Sekarang ibu-ibu di Cimenteng punya kemampuan membela diri, memahami hak dan kewajibannya, tidak mau dianggap remeh dan pihak laki-laki juga tidak bisa berbuat semena-mena. Mereka dengan Forum Ibu-ibu Gaul juga makin berdaya, memiliki kekuatan ekonomi sehingga punya posisi tawar lebih tinggi ketika berhadapan dengan perilaku suami yang kerap main pukul dan kekerasan lainnya. Bu Mimin menjadi tempat perlindungan ibu-ibu. Bahkan kalau sedang bersitegang dengan isteri, jika Bu Mimin melintas, banyak yang segan dan tidak melanjutkan pertengkarannya. “Awas, ada Bu Mimin lewat, takut nanti dilaporkan,” 

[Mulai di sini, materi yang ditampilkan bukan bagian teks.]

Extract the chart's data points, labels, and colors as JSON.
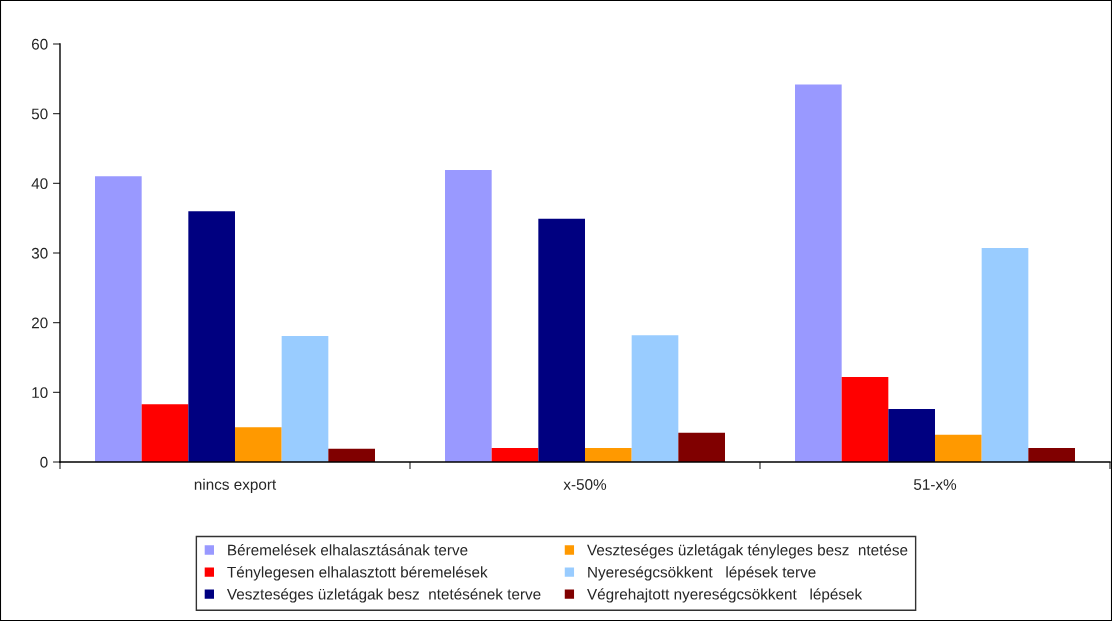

Saat ini selain menjadi koordinator ibu-ibu dalam forum Ibu-Ibu Gaul bersama Bu RT, Bu Mimin juga menjadi pengajar di TK Mekar Mukti. Untuk mendukung profesi mengajarnya, Bu Mimin bertekad melanjutkan pendidikannya yang hanya sampai tingkat SMP. Sekarang Bu Mimin mengambil Kejar Paket C untuk mendapatkan ijazah SMA. “Tidak ada alasan untuk tidak sekolah, kalau dulu Cimenteng terkenal karena banyak anak putus sekolah disini, maka kedepannya Cimenteng harus dikenal sebagai kampung yang ibu-ibunya berdaya dan anak-anaknya bisa sekolah sampai lanjut.” 

Bu Mimin telah berubah menjadi perempuan pelopor anti kekerasan terhadap perempuan dan anak, menjadi pemuka masyarakat Cimenteng yang selalu dimintai pendapat untuk segala hal yang berkenaan dengan kampung, juga pelopor pendidikan dengan memberi contoh bahwa diumur berapapun, sekolah masih bisa dikejar. “Tidak ada alasan untuk tidak sekolah”.